The movie subscription service is bleeding cash, but a case can be made that it changed the business of moviegoing


If something sounds too good to be true, it probably is. 

Which leads us to MoviePass, the beleaguered startup that has shaken up the way the movie industry does business, and now may have shaken itself right out of business. 

If you're unfamiliar with MoviePass, here's how it works, or at least how it's supposed to work: Subscribers pay $9.99 a month for access to one movie a day, at the theater. 

But movies are more expensive than that, you say! That's true, and that's where the problem comes in. It's an inherently unsustainable business model -- MoviePass pays studios $12-$14 per ticket -- and the service nearly came crashing to a halt on the weekend when users who went to theaters hoping to see "Mission: Impossible - Fallout" were faced with the equivalent of "out of order" signs on their Moviephone apps.

Back at MoviePass HQ, the service was dealing with an impossible mission of its own, and needed an immediate $5 million cash infusion to cover operational costs. The fallout was drastic, with MoviePass having to apologize to users. Late this week, its parent company's stock came crashing down to 12 cents.

Now what? MoviePass isn't dead, but the writing is on the wall. Or at least the memes are: the company was the butt of the internet's jokes all week, with users expressing confusion over the state of their subscriptions and posting jokes about the service's untimely outage.

But don't call the company a failure. MoviePass -- which has signed up more than 3 million subscribers since it launched in San Francisco in 2011 -- aimed to be the movie version of Spotify, where users pay one fixed monthly cost in exchange for access to the history of recorded music, give or take a few Jay-Z albums. 

Instead, it may wind up the movie version of Napster, a scrappy outsider that came along and exposed cracks in the way an industry works and paved the way for the upending of an entire business model.

Napster didn't survive, but it changed the music industry forever. MoviePass could claim a similar legacy. 

For consumers, theaters and even the industry, the upside of MoviePass is obvious. For users, they're saving money, as long as they go to more than one movie a month. Theaters make most of their money at the concession stand, not the ticket booth, so even if you MoviePassed your way in to "Teen Titans Go! To the Movies" and bought a popcorn or a bag of Sour Patch Kids, they're happy. And in an industry that saw domestic attendance fall to a 25-year low in 2017, warm bodies inside movie theaters are a good thing.

But bills have to be paid, and that has created, well, issues for MoviePass. In the wake of last weekend's debacle, its handy $9.99 price point has been upped to $15 a month, and access to top titles such as "Mission: Impossible" has been restricted during a blockbuster's first two weeks of release.

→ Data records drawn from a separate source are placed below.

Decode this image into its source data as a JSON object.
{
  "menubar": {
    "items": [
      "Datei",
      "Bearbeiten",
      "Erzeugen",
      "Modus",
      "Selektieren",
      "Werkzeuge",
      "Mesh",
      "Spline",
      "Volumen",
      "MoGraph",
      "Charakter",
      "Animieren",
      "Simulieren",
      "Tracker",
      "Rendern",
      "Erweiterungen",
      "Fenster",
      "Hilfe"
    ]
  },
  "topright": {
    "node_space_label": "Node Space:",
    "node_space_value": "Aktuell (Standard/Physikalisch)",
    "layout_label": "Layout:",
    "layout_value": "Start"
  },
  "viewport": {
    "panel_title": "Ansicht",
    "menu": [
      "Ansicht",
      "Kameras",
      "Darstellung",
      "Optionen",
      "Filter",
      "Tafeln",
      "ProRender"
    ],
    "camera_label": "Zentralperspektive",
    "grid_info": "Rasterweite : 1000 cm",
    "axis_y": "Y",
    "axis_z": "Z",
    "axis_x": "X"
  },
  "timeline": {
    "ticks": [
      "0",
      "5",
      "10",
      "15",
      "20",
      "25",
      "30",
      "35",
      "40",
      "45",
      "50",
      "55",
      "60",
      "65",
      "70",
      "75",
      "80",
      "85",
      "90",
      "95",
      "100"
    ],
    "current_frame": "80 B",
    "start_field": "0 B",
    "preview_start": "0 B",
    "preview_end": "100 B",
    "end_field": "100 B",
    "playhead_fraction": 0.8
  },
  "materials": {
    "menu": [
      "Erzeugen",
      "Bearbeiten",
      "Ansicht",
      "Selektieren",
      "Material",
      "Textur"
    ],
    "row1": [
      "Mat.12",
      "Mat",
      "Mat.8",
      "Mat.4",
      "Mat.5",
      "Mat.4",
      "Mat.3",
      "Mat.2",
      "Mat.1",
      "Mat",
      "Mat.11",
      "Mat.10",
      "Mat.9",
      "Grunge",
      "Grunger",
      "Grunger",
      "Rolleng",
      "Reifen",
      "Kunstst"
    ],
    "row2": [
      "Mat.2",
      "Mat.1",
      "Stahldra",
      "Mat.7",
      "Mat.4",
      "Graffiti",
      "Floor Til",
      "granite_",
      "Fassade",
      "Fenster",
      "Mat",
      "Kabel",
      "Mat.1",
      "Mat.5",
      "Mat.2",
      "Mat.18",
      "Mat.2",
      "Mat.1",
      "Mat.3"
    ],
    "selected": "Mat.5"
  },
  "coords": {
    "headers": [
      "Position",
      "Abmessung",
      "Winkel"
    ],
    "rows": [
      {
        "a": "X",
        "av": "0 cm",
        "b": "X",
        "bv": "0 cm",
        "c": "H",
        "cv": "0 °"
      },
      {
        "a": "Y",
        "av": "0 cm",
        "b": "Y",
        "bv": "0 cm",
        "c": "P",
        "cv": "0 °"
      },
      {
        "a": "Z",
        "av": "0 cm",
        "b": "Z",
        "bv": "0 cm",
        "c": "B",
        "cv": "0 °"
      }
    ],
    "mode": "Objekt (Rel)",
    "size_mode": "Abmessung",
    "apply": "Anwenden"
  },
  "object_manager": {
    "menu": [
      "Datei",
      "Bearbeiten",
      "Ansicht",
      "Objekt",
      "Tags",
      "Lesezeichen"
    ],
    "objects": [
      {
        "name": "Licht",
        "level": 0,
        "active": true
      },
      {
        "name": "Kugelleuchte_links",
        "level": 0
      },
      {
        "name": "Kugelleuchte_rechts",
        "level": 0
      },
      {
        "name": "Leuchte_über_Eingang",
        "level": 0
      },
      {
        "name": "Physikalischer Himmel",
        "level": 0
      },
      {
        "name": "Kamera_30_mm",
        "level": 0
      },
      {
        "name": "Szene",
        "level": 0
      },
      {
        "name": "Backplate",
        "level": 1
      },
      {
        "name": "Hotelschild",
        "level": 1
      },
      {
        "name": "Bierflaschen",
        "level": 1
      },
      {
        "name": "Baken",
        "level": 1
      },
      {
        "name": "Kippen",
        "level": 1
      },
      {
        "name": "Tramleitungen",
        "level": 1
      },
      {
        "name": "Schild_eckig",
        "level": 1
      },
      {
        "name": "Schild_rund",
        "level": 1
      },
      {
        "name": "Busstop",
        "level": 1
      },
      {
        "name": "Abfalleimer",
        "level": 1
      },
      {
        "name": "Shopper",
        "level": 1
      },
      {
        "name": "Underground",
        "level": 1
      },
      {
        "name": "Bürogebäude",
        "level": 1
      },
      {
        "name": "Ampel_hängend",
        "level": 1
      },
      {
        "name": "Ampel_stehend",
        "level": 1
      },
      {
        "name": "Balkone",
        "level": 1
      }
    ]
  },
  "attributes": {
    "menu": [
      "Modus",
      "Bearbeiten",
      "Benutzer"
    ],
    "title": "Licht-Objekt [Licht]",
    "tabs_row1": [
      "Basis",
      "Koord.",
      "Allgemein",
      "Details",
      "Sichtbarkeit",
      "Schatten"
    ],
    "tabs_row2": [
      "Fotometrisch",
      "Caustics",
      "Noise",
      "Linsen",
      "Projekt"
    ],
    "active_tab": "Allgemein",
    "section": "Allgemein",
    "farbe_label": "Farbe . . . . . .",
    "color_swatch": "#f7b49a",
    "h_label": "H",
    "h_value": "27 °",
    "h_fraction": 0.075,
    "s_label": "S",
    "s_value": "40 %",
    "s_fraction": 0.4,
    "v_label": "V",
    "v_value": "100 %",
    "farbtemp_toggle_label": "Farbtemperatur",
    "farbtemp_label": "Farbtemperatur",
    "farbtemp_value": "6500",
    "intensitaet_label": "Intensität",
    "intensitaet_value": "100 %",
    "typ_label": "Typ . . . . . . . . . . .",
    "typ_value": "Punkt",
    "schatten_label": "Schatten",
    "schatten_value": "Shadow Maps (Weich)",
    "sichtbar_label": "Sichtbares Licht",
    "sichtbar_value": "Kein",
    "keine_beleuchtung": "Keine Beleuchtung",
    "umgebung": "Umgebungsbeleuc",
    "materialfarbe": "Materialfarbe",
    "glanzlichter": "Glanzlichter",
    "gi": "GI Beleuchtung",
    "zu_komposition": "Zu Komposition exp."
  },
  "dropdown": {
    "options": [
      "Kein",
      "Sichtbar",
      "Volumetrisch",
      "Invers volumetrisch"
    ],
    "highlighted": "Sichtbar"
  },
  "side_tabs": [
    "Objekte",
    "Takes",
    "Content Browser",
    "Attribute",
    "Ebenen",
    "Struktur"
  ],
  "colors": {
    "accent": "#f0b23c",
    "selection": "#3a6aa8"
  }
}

it was the latest change to the service in what has been a rocky couple of months, after it added surge pricing to popular films in June and in the spring eliminated the ability to catch repeat viewings of the same movie. It took a simple model and made it confusing, which is deadly when success lies in simplicity. 

The MoviePass effect is already being felt on the industry, however. AMC Theaters launched its own subscription plan in June, and Cinemark introduced a similar program late last year. It's an acknowledgement that the MoviePass idea works, even if its model was flawed. And that's the first and most important step: changing people's minds. 

In the record industry, CDs are nearly extinct. Uber and Lyft have changed the way people get rides. The movie industry was due for a shakeup, and even if it didn't get it right, MoviePass got there first. Whatever comes next, it might not be too good to be true.